On the way back from an outing with Tom and the gang, Huck’s alcoholic and long-lost dad reappears. He heard of Huck’s new fortune and wants in on it, but after some time in the town he isn’t any closer to claiming the money. He ends up kidnapping Huck and forcing him to live in a cabin in the woods. To get away, Huck fakes his own death and makes a run for it. He’s held up for some time on a nearby island where he meets Jim, a black slave he knows from town. Together they find themselves in a string of unlikely adventures – dressing up in disguise as a girl to learn news of town, stumbling across a spat between thieves, getting involved in a brutal blood feud between families, pulling off scams with a couple of con artists, and so on. Like The Adventures of Tom Sawyer, it’s a child’s daydream come to life.

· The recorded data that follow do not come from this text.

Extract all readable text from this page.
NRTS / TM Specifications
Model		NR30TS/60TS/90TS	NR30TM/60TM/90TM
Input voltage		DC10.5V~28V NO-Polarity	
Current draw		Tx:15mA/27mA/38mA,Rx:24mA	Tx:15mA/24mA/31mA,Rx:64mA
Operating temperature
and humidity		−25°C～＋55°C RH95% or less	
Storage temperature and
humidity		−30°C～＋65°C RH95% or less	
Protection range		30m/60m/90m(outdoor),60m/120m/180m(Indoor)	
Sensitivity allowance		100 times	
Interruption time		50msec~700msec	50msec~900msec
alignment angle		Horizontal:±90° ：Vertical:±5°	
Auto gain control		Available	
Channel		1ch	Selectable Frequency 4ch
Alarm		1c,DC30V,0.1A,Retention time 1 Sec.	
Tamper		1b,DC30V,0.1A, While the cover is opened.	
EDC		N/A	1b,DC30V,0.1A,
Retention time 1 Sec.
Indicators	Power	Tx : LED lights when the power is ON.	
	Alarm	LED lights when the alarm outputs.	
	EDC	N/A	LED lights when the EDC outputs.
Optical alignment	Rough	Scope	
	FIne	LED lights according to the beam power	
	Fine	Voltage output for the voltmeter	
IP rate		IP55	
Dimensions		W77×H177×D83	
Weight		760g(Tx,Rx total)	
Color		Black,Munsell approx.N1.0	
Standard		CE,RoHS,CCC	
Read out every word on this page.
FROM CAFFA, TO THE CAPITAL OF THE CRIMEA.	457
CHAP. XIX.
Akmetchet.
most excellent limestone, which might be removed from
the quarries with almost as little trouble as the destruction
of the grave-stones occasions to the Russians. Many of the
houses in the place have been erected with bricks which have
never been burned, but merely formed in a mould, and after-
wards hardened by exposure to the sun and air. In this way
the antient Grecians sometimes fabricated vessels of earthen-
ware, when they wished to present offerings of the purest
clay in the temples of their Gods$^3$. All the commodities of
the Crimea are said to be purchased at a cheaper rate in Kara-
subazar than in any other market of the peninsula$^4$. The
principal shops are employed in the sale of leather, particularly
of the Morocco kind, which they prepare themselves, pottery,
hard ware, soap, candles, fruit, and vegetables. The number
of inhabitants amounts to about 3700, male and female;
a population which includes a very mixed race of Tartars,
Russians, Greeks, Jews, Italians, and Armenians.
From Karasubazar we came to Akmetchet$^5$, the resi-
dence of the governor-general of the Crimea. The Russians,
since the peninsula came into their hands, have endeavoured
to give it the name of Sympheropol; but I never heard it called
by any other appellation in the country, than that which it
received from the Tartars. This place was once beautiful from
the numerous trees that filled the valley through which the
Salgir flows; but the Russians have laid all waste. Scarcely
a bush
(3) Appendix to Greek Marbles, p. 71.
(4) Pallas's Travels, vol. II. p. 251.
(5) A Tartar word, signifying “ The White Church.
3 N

Throughout the adventure, Huck struggles with whether he should turn Jim in or not. In his mind, the morally correct thing to do is return Jim back to his masters, since he is by law their property. After travelling with Jim for so long, however, he couldn’t help seeing him as a regular person, and if he should be free why shouldn’t Jim? There are parallels in their past now, with Huck being held against his will by his father, and it brings out the absurdity of having to make that choice. It seems very progressive for its time in many ways, by humanizing Jim and showing how ridiculous it is that he shouldn’t be free, but on the other hand Jim is still quite often portrayed in an incredibly stereotypical way.
I loved this. The language is a bit hard to take, particularly in audio I think, but it’s a blast of an adventure. I wish I had read these as a kid, with an adult to read along with and explain why certain words and attitudes are awful, obviously, but this would have sparked my imagination for years.
When I saw that Elijah Wood has done an Audible Signature Performance of this, I admit I was a little skeptical. I wasn’t sure if I wanted to listen to him for a whole book, but he was fantastic. His characters were distinct and he did a convincing job, to an admittedly unfamiliar ear, with the different accents.